Sinn und Zweck dieser Boards? Das gemeinsame Festlegen eines jeden einzelnen Behandlungsplans. Dr. Martin Wernli, Leiter des Zentrums für Onkologie, Hämatologie und Transfusionsmedizin am KSA, sagt es so: «Die Erkenntnisse in Diagnostik und Behandlung von Krebs haben in den letzten zwanzig Jahren eine unglaubliche Entwicklung erfahren. In vielen Fällen können wir sogar schon molekularbiologische ‹Fehler› in den Krebszellen identifizieren und gezielt behandeln.» Heute könne kein einzelner Arzt nicht mehr allein das ganze Gebiet überblicken.

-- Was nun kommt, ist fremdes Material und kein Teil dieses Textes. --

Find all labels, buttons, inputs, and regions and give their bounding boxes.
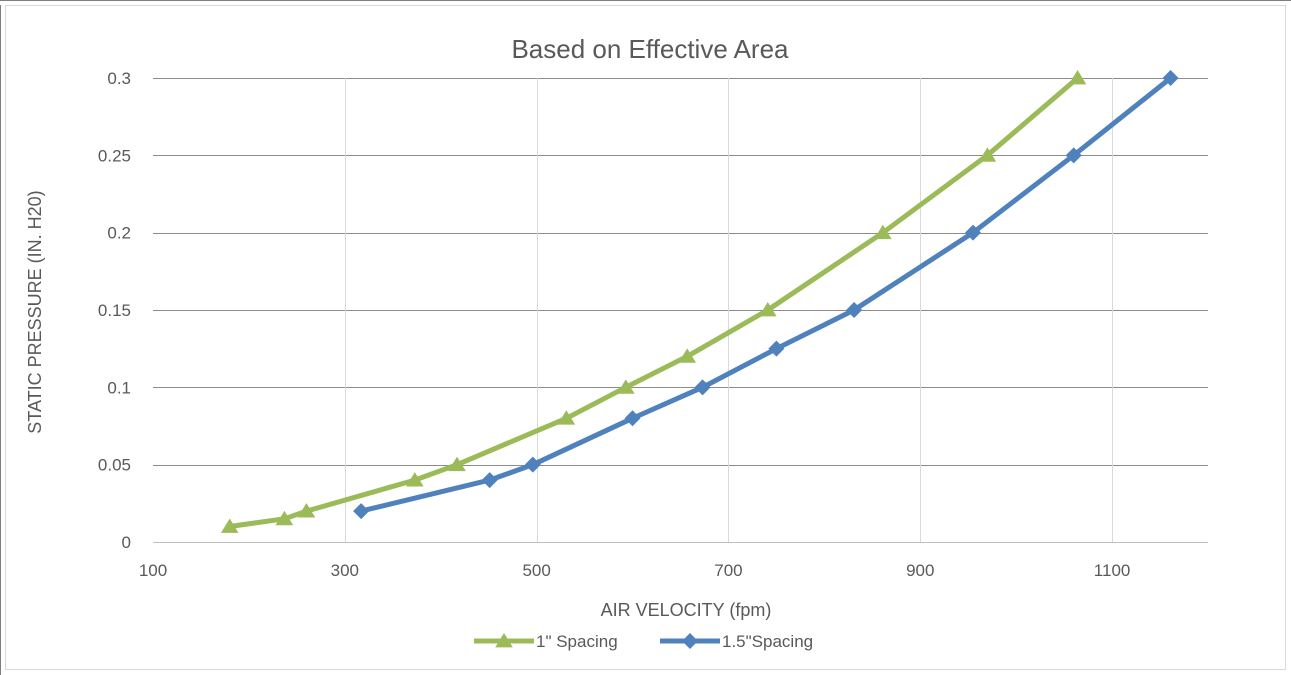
gridlines [153, 78, 1208, 543]
x-axis: 100 300 500 700 900 1100 [139, 561, 1131, 580]
data-point [1162, 70, 1179, 86]
x-axis-label: AIR VELOCITY (fpm) [601, 600, 772, 620]
y-tick-label: 0.15 [98, 301, 131, 320]
y-tick-label: 0.1 [107, 378, 131, 397]
data-point [846, 302, 863, 318]
data-point [768, 340, 785, 357]
chart-border [5, 5, 1286, 670]
legend-swatch-marker [495, 633, 513, 648]
y-tick-label: 0.25 [98, 146, 131, 165]
legend: 1" Spacing 1.5"Spacing [474, 632, 813, 651]
legend-label: 1.5"Spacing [722, 632, 813, 651]
data-point [978, 147, 997, 162]
data-point [1065, 147, 1082, 164]
plot-series [220, 70, 1179, 533]
x-tick-label: 100 [139, 561, 167, 580]
data-point [220, 518, 239, 533]
x-tick-label: 700 [714, 561, 742, 580]
data-point [624, 410, 641, 427]
y-tick-label: 0.2 [107, 224, 131, 243]
y-tick-label: 0.3 [107, 69, 131, 88]
data-point [524, 456, 541, 473]
data-point [353, 503, 370, 520]
y-axis: 0 0.05 0.1 0.15 0.2 0.25 0.3 [98, 69, 131, 552]
x-tick-label: 500 [522, 561, 550, 580]
data-point [297, 503, 316, 518]
data-point [694, 379, 711, 396]
y-tick-label: 0 [122, 533, 131, 552]
data-point [448, 456, 466, 472]
series-line-1 [358, 75, 1174, 514]
x-tick-label: 900 [906, 561, 934, 580]
legend-swatch-marker [682, 633, 698, 649]
x-tick-label: 1100 [1094, 561, 1131, 580]
y-axis-label: STATIC PRESSURE (IN. H20) [25, 190, 45, 433]
chart-title: Based on Effective Area [511, 34, 789, 64]
data-point [275, 510, 294, 526]
data-point [406, 472, 424, 487]
data-point [557, 410, 576, 425]
data-point [617, 379, 635, 394]
data-point [1068, 70, 1087, 85]
legend-label: 1" Spacing [536, 632, 618, 651]
data-point [965, 224, 982, 241]
data-point [481, 472, 498, 489]
x-tick-label: 300 [331, 561, 359, 580]
data-point [758, 302, 777, 317]
y-tick-label: 0.05 [98, 456, 131, 475]
data-point [874, 224, 892, 240]
data-point [678, 348, 697, 363]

Anders ausgedrückt: In die Behandlung von Tumorpatienten ist immer eine grosse Anzahl von Spezialisten involviert – vom Molekulargenetiker über den Chirurgen, Onkologen und Strahlentherapeuten bis hin zum Onkopsychologen. Im KSA sind rund 30 Spezialabteilungen mit der Krebsbekämpfung beschäftigt. «Interdisziplinarität » lautet das Zauberwort, das Wernli an einem Beispiel verdeutlicht: «Jede Patienten- und Krebssituation muss eingehend studiert und individuell beurteilt werden. Nur so kann man die heutigen Therapiemöglichkeiten optimal ausnutzen. Oft hat man die besten Erfolge, wenn man Chirurgie, Chemotherapie, Antikörpertherapie und Strahlentherapie kombiniert anwendet.»

Modernstes Krebszentrum

«Das Kantonsspital Aarau», betont Dr. Martin Wernli, «entspricht in allen Bereichen den Anforderungen eines modernsten Krebszentrums.» Im KSA sind alle benötigten Fachpersonen vor Ort. Behandelt werden sämtliche Tumor-Arten, vom häufigen Prostata-, Brust-, Darm- oder Lungenkrebs über Leukämien und Lymphome bis zum eher seltenen Kehlkopf-, Schilddrüsen- oder Brustfelltumor. So behandelt das KSA jährlich 2300 neue Tumorfälle von insgesamt etwa 3500 Neuerkrankungen im Kanton Aargau. In den 16 Tumorboards werden pro Jahr 3600 Patienten vorgestellt. Besondere Schwerpunkte sind die autologe Stammzelltransplantation, früher Knochenmarkstransplantation genannt, bei bösartigen Blutkrankheiten und die Behandlung von Hirntumoren. In beiden Bereichen gehört das KSA zu den fünf grössten Krebszentren der Schweiz.

Ausbildung und Forschung

Bei einem medizinischen Gebiet, das sich derart rasch entwickelt wie die Onkologie, muss der Aus- und Fortbildung von Fachleuten besondere Beachtung geschenkt werden. «Die Förderung von gut ausgebildetem Nachwuchs hat im KSA einen hohen Stellenwert», sagt Wernli. Auf ärztlicher Seite hat das KSA in 13 Disziplinen die FMH-Ausbildungsanerkennung der höchsten Kategorie A. Fortschritte in der Medizin werden durch Grundlagenforschung und durch klinische Forschung (Überprüfung von Therapieerfolgen) erzielt. Das Kantonsspital Aarau beteiligte sich im letzten Jahr an 49 klinischen Krebsstudien in schweizerischen und internationalen Kooperationen. Auch engagierte es sich in 17 Projekten der Grundlagenforschung, insbesondere in der Tumorbiologie.

Martin Wernli nennt einen weiteren Aspekt: «Jeder Krebsbetroffene ist ein Einzelfall. Nicht nur in Bezug auf die körperlichen Herausforderungen der Krankheit, sondern vor allem auch im psychologischen Bereich.» Es sei zentral, dass sich Patienten und Angehörige auch in einem grossen Zentrum gut aufgehoben und menschlich betreut fühlten.